Nevermind the .pdf attempt, this is easier, though it looks a little off.
The Effect of Temperature on the Rate of Carbon Dioxide Production in Saccharomyces
Abstract
We have concluded that a pH between 5 and 6 is best for fermentation for alcohol by using various pH levels in five different test tubes. By recording their starting conditions and then measuring their results afterwards, we will be able to see how much CO2 was produced, showing us which starting pH is most effective.
Introduction
Homo sapiens have been using fermentation to create alcoholic beverages for many years now. In this paper I will discuss which pH balance works best to this end. Carbon dioxide production in yeast can be affected by temperature and potential hydrogen, pH. I will be using five different beakers to with varying starting levels of pH. They will all be incubated at the same temperature at the same time while having pH levels that are different. In this lab, we will have no direct method of measuring gas. We can instead use water to show how much CO2 was made and the fermentation rate (Schweinitz).
Materials
· 1 medium beaker (approximately 300-500 ml capacity)
· 5 small beakers labeled 1 through 5 (80-120 ml capacity)
· 5 fermentation tubes labeled with group letter and numbered 1 through 5
· 1 medium graduated cylinder (50 ml)
· 1 small graduated cylinder (10 ml)
· 1 hydrometer and hydrometer tube
· 5 glass stirring rods
· Wax pencil
· 2.0 M Citric acid solution (dropper bottle)
· 0.3 M Calcium hydroxide solution (dropper bottle)
· pH paper test strips
· gloves (latex)
Method
The first step was to pour 150 ml of the yeast/molasses mixture into a medium beaker while continuously stirring the flask.
The second step was to take the beaker to the lab table while continuing to swirl. We used the graduated cylinder to transfer exactly 30 ml of the mixture into each of the 5 beakers which we labeled 1 through 5. All of the beakers received the same quantity and concentration of the yeast/molasses mixture.
Thirdly, we used pH paper which helped us to ascertain the pH of the mixture in beaker 3. The pH was recorded at 5. Beaker 3 became our control mixture and we never changed its pH level. We would record the data.
We next added citric acid, given a few drops at a time to beaker 2, stirring and checking pH until we reached a pH of 4.0. We recorded the data.
We then moved on to baker 1, adding the same number of drops of citric acid as used previously. This continued until a pH of 2.0 was given. Data was recorded.
Now we moved on to beaker 4, adding calcium hydroxide this time. We got the pH of beaker 4 to 8.0. We also did this to beaker 5, only we upped the pH to 10.0. All data was recorded.
For our next step, we measured and recorded the specific gravity of beaker number 3 by using a hydrometer. All beakers had the same specific gravity and so we recorded it thusly. To record the specific gravity, we poured the yeast mixture form the beaker into the hydrometer tube until it was two-thirds of the way full. We then inserted the hydrometer without letting it hit the bottom of the tube whilst also dislodging any bubbles. After recording the specific gravity, we removed the hydrometer and returned the mixture to the beaker.
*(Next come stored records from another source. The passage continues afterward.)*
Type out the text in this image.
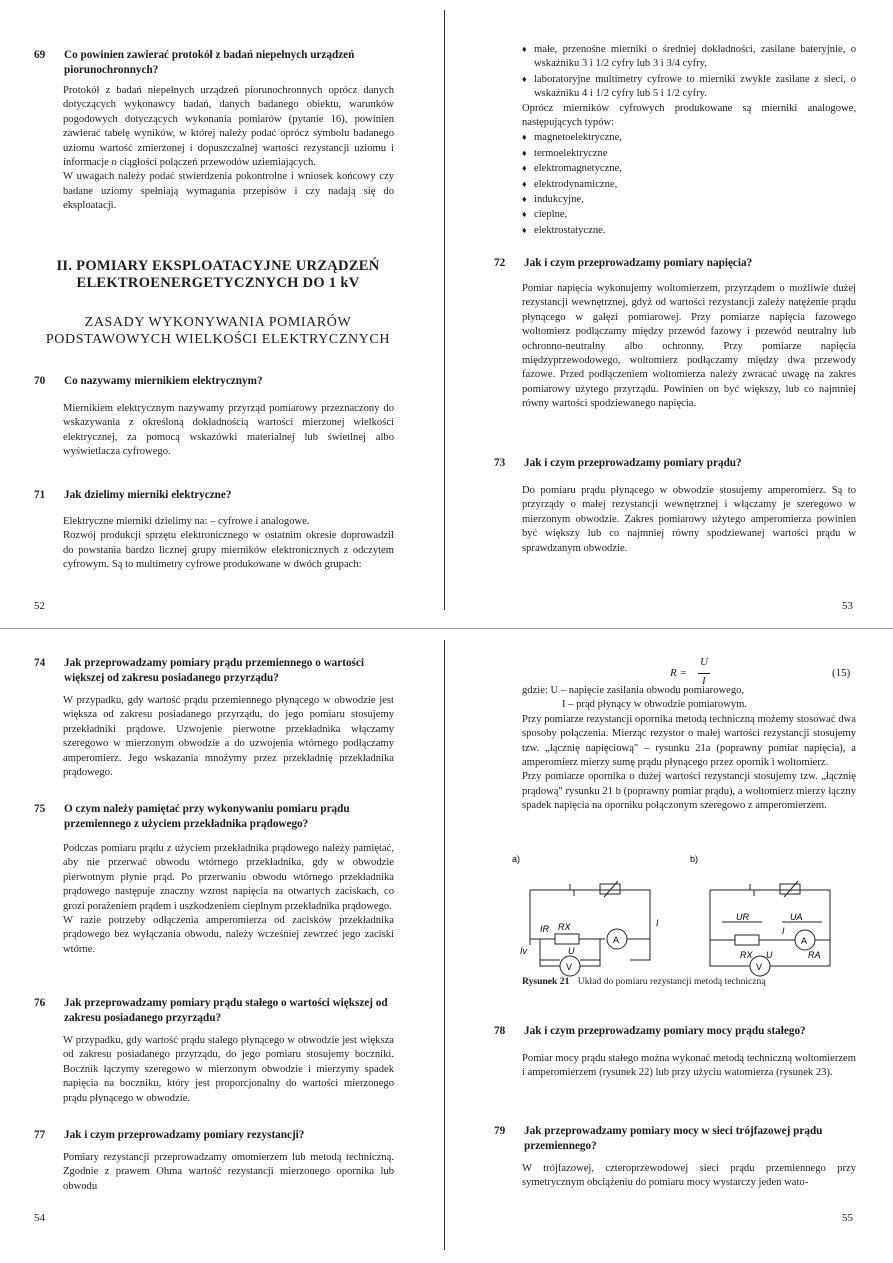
69 Co powinien zawierać protokół z badań niepełnych urządzeń piorunochronnych?
Protokół z badań niepełnych urządzeń piorunochronnych oprócz danych dotyczących wykonawcy badań, danych badanego obiektu, warunków pogodowych dotyczących wykonania pomiarów (pytanie 16), powinien zawierać tabelę wyników, w której należy podać oprócz symbolu badanego uziomu wartość zmierzonej i dopuszczalnej wartości rezystancji uziomu i informacje o ciągłości połączeń przewodów uziemiających.
W uwagach należy podać stwierdzenia pokontrolne i wniosek końcowy czy badane uziomy spełniają wymagania przepisów i czy nadają się do eksploatacji.
II. POMIARY EKSPLOATACYJNE URZĄDZEŃ ELEKTROENERGETYCZNYCH DO 1 kV
ZASADY WYKONYWANIA POMIARÓW PODSTAWOWYCH WIELKOŚCI ELEKTRYCZNYCH
70 Co nazywamy miernikiem elektrycznym?
Miernikiem elektrycznym nazywamy przyrząd pomiarowy przeznaczony do wskazywania z określoną dokładnością wartości mierzonej wielkości elektrycznej, za pomocą wskazówki materialnej lub świetlnej albo wyświetlacza cyfrowego.
71 Jak dzielimy mierniki elektryczne?
Elektryczne mierniki dzielimy na: – cyfrowe i analogowe.
Rozwój produkcji sprzętu elektronicznego w ostatnim okresie doprowadził do powstania bardzo licznej grupy mierników elektronicznych z odczytem cyfrowym. Są to multimetry cyfrowe produkowane w dwóch grupach:
52
♦ małe, przenośne mierniki o średniej dokładności, zasilane bateryjnie, o wskaźniku 3 i 1/2 cyfry lub 3 i 3/4 cyfry,
♦ laboratoryjne multimetry cyfrowe to mierniki zwykle zasilane z sieci, o wskaźniku 4 i 1/2 cyfry lub 5 i 1/2 cyfry.
Oprócz mierników cyfrowych produkowane są mierniki analogowe, następujących typów:
♦ magnetoelektryczne,
♦ termoelektryczne
♦ elektromagnetyczne,
♦ elektrodynamiczne,
♦ indukcyjne,
♦ cieplne,
♦ elektrostatyczne.
72 Jak i czym przeprowadzamy pomiary napięcia?
Pomiar napięcia wykonujemy woltomierzem, przyrządem o możliwie dużej rezystancji wewnętrznej, gdyż od wartości rezystancji zależy natężenie prądu płynącego w gałęzi pomiarowej. Przy pomiarze napięcia fazowego woltomierz podłączamy między przewód fazowy i przewód neutralny lub ochronno-neutralny albo ochronny. Przy pomiarze napięcia międzyprzewodowego, woltomierz podłączamy między dwa przewody fazowe. Przed podłączeniem woltomierza należy zwracać uwagę na zakres pomiarowy użytego przyrządu. Powinien on być większy, lub co najmniej równy wartości spodziewanego napięcia.
73 Jak i czym przeprowadzamy pomiary prądu?
Do pomiaru prądu płynącego w obwodzie stosujemy amperomierz. Są to przyrządy o małej rezystancji wewnętrznej i włączamy je szeregowo w mierzonym obwodzie. Zakres pomiarowy użytego amperomierza powinien być większy lub co najmniej równy spodziewanej wartości prądu w sprawdzanym obwodzie.
53
74 Jak przeprowadzamy pomiary prądu przemiennego o wartości większej od zakresu posiadanego przyrządu?
W przypadku, gdy wartość prądu przemiennego płynącego w obwodzie jest większa od zakresu posiadanego przyrządu, do jego pomiaru stosujemy przekładniki prądowe. Uzwojenie pierwotne przekładnika włączamy szeregowo w mierzonym obwodzie a do uzwojenia wtórnego podłączamy amperomierz. Jego wskazania mnożymy przez przekładnię przekładnika prądowego.
75 O czym należy pamiętać przy wykonywaniu pomiaru prądu przemiennego z użyciem przekładnika prądowego?
Podczas pomiaru prądu z użyciem przekładnika prądowego należy pamiętać, aby nie przerwać obwodu wtórnego przekładnika, gdy w obwodzie pierwotnym płynie prąd. Po przerwaniu obwodu wtórnego przekładnika prądowego następuje znaczny wzrost napięcia na otwartych zaciskach, co grozi porażeniem prądem i uszkodzeniem cieplnym przekładnika prądowego.
W razie potrzeby odłączenia amperomierza od zacisków przekładnika prądowego bez wyłączania obwodu, należy wcześniej zewrzeć jego zaciski wtórne.
76 Jak przeprowadzamy pomiary prądu stałego o wartości większej od zakresu posiadanego przyrządu?
W przypadku, gdy wartość prądu stałego płynącego w obwodzie jest większa od zakresu posiadanego przyrządu, do jego pomiaru stosujemy boczniki. Bocznik łączymy szeregowo w mierzonym obwodzie i mierzymy spadek napięcia na boczniku, który jest proporcjonalny do wartości mierzonego prądu płynącego w obwodzie.
77 Jak i czym przeprowadzamy pomiary rezystancji?
Pomiary rezystancji przeprowadzamy omomierzem lub metodą techniczną. Zgodnie z prawem Ohma wartość rezystancji mierzonego opornika lub obwodu
54
R =
U
I
(15)
gdzie: U – napięcie zasilania obwodu pomiarowego,
I – prąd płynący w obwodzie pomiarowym.
Przy pomiarze rezystancji opornika metodą techniczną możemy stosować dwa sposoby połączenia. Mierząc rezystor o małej wartości rezystancji stosujemy tzw. „łącznię napięciową" – rysunku 21a (poprawny pomiar napięcia), a amperomierz mierzy sumę prądu płynącego przez opornik i woltomierz.
Przy pomiarze opornika o dużej wartości rezystancji stosujemy tzw. „łącznię prądową" rysunku 21 b (poprawny pomiar prądu), a woltomierz mierzy łączny spadek napięcia na oporniku połączonym szeregowo z amperomierzem.
a)
IR RX	I
Iv	U
A
V
b)
UR	UA
I
RX	RA
U
A
V
Rysunek 21 Układ do pomiaru rezystancji metodą techniczną
78 Jak i czym przeprowadzamy pomiary mocy prądu stałego?
Pomiar mocy prądu stałego można wykonać metodą techniczną woltomierzem i amperomierzem (rysunek 22) lub przy użyciu watomierza (rysunek 23).
79 Jak przeprowadzamy pomiary mocy w sieci trójfazowej prądu przemiennego?
W trójfazowej, czteroprzewodowej sieci prądu przemiennego przy symetrycznym obciążeniu do pomiaru mocy wystarczy jeden wato-
55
At this point we returned the solutions from the five beakers to the appropriately labeled fermentation tubes without any bubbles.
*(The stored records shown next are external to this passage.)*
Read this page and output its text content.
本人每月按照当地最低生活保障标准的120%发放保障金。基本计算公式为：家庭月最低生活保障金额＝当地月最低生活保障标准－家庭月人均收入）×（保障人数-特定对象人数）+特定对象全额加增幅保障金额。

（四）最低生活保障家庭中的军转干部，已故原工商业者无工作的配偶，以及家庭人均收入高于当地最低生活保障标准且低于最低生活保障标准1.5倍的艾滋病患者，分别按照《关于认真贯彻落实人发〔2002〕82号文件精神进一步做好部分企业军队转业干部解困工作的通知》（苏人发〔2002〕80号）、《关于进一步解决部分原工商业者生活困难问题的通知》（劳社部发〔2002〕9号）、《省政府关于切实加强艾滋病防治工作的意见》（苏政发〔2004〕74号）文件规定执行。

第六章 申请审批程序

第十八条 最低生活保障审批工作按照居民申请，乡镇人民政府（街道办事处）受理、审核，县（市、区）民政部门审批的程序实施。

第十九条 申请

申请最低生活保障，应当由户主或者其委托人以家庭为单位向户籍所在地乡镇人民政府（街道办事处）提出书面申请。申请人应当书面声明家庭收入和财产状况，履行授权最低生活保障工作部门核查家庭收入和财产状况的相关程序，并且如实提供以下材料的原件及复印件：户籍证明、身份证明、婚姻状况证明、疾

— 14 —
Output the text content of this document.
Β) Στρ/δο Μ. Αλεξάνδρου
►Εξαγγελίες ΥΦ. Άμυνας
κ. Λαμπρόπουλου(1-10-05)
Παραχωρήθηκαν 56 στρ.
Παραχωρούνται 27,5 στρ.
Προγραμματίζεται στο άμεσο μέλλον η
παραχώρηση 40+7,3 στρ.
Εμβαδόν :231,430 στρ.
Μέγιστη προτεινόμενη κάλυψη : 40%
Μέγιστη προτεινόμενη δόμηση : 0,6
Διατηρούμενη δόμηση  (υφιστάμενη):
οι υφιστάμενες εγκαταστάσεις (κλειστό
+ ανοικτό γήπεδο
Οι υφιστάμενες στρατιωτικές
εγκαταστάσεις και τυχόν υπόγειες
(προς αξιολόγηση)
All fermentation tubes were then placed in the incubator at time 1939, where they would be incubated at 45C until a time of 2045, a time of 46 minutes.
Immediately after removing the fermentation tubes from the incubator, we marked the gas level on the fermentation tube with a wax pencil after ensuring that the tubes were sitting flat on the table so that we could be as accurate as possible.
We then documented that 46 minutes had passed since incubation first began.
After that, we poured the contents of the fermentation tube into the hydrometer tube and measured the final specific gravity.
At this point we measured the volume of gas collected in the fermentation tube by adding a small amount of water to the tube and then inverted it so that the water leveled off to the mark we made earlier. By moving the water to a graduated cylinder we were able to record the volume of CO2 by measuring the water. We did this for all of the fermentation tubes and recorded the data.
Hypothesis
Each difference in pH will yield a varying amount of CO2.
Prediction
I predict that the best pH will be between 5 and 6; this correlates to beaker 3.
Results
Citations
Schweinitz, Jean.
Majors Biology Laboratory Manual. Second Edition. 2009, 2010. Kendall Hunt Publishing Company.